Let $\mathcal{C}_{0}^{\infty}$ denote the space of $\mathcal{C}^{\infty}$ functions with compact support and Let $\operatorname{Lip}_{1}(\mathbb{R}^n)$ be the space of Lipschitz continuous functions having Lipschitz constant equal to 1.
Is it true that the space $\{ u \in \mathcal{C}_{0}^{\infty}(\mathbb{R}^n) \: : \: | \nabla u | \le 1 \}$ is dense in $\operatorname{Lip}_{1}(\mathbb{R}^n)$? And if the answer is yes, how can I prove it?
Any help is appreciated.
The Lipschitz functions need to have compact support. Otherwise, the function $f(x):=\sin x$ is a counterexample as it cannot be approximated uniformly with functions with compact support.
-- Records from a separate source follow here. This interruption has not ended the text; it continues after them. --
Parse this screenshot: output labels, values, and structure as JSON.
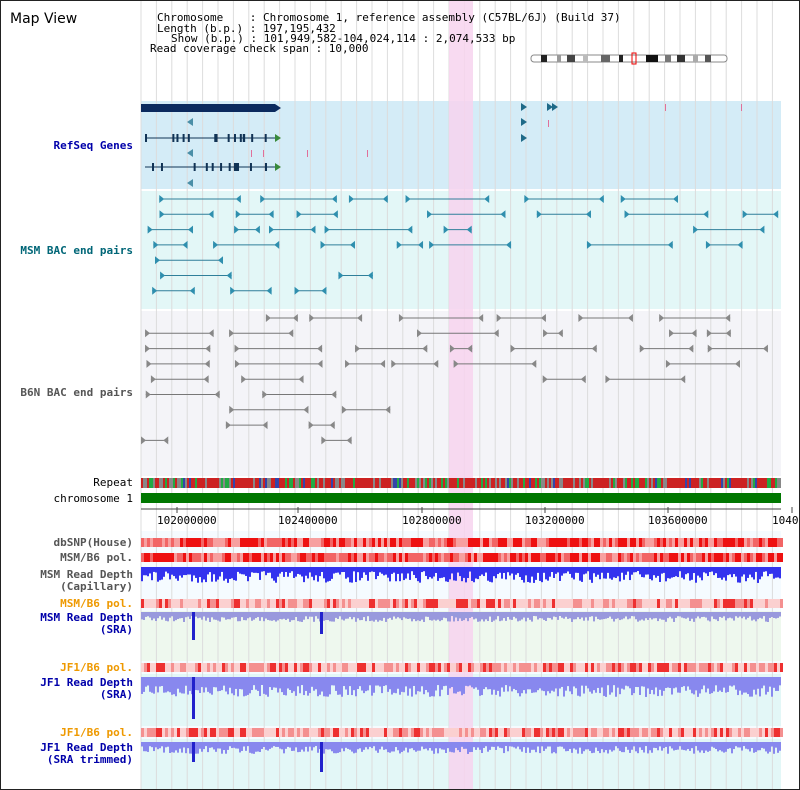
{
  "window": {
    "title": "Map View"
  },
  "info": {
    "chromosome_line": "Chromosome    : Chromosome 1, reference assembly (C57BL/6J) (Build 37)",
    "length_line": "Length (b.p.) : 197,195,432",
    "show_line": "Show (b.p.) : 101,949,582-104,024,114 : 2,074,533 bp",
    "coverage_line": "Read coverage check span : 10,000"
  },
  "tracks": {
    "refseq": "RefSeq Genes",
    "msm_bac": "MSM BAC end pairs",
    "b6n_bac": "B6N BAC end pairs",
    "repeat": "Repeat",
    "chromosome": "chromosome 1",
    "dbsnp": "dbSNP(House)",
    "msm_b6_pol_1": "MSM/B6 pol.",
    "msm_read_depth_cap_1": "MSM Read Depth",
    "msm_read_depth_cap_2": "(Capillary)",
    "msm_b6_pol_2": "MSM/B6 pol.",
    "msm_read_depth_sra_1": "MSM Read Depth",
    "msm_read_depth_sra_2": "(SRA)",
    "jf1_b6_pol_1": "JF1/B6 pol.",
    "jf1_read_depth_1": "JF1 Read Depth",
    "jf1_read_depth_2": "(SRA)",
    "jf1_b6_pol_2": "JF1/B6 pol.",
    "jf1_read_depth_trim_1": "JF1 Read Depth",
    "jf1_read_depth_trim_2": "(SRA trimmed)"
  },
  "axis": {
    "ticks": [
      "102000000",
      "102400000",
      "102800000",
      "103200000",
      "103600000",
      "1040"
    ]
  },
  "colors": {
    "refseq_bg": "#d4ecf7",
    "msm_bg": "#e3f7f7",
    "b6n_bg": "#f4f4f8",
    "highlight": "#f7d3ee",
    "chromosome_bar": "#007700",
    "depth_blue": "#3333ee",
    "depth_light": "#8888ee",
    "snp_red": "#ee2222"
  }
}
If $f$ is a Lipschitz function with compact support, i.e., $f\in C^{0,1}_c(\mathbb R^n)$, then the convolution with the standard mollification kernel $\rho_\epsilon * f$ is a smooth function with compact support. Since $D (\rho_\epsilon * f) = \rho_\epsilon * (Df)$, the resulting function is 1-Lipschitz as well. In addition, $$\begin{split} |f(x) - \int_{\mathbb R^n} \rho_\epsilon(x-y)f(y)dy| &= |\int_{\mathbb R^n} \rho_\epsilon(x-y)(f(x)-f(y))dy|\\ &\le 1\cdot \int_{\mathbb R^n}\rho_\epsilon(x-y)|x-y|dy \\ &\le \epsilon \int_{\mathbb R^n}\rho_\epsilon(x-y)dy=\epsilon, \end{split}$$ since the support of $\rho_\epsilon$ is contained in a ball of radius $\epsilon$ and $\int_{\mathbb R^n}\rho_\epsilon(y)dy=1$. Hence $\rho_\epsilon * f \to f$ uniformly.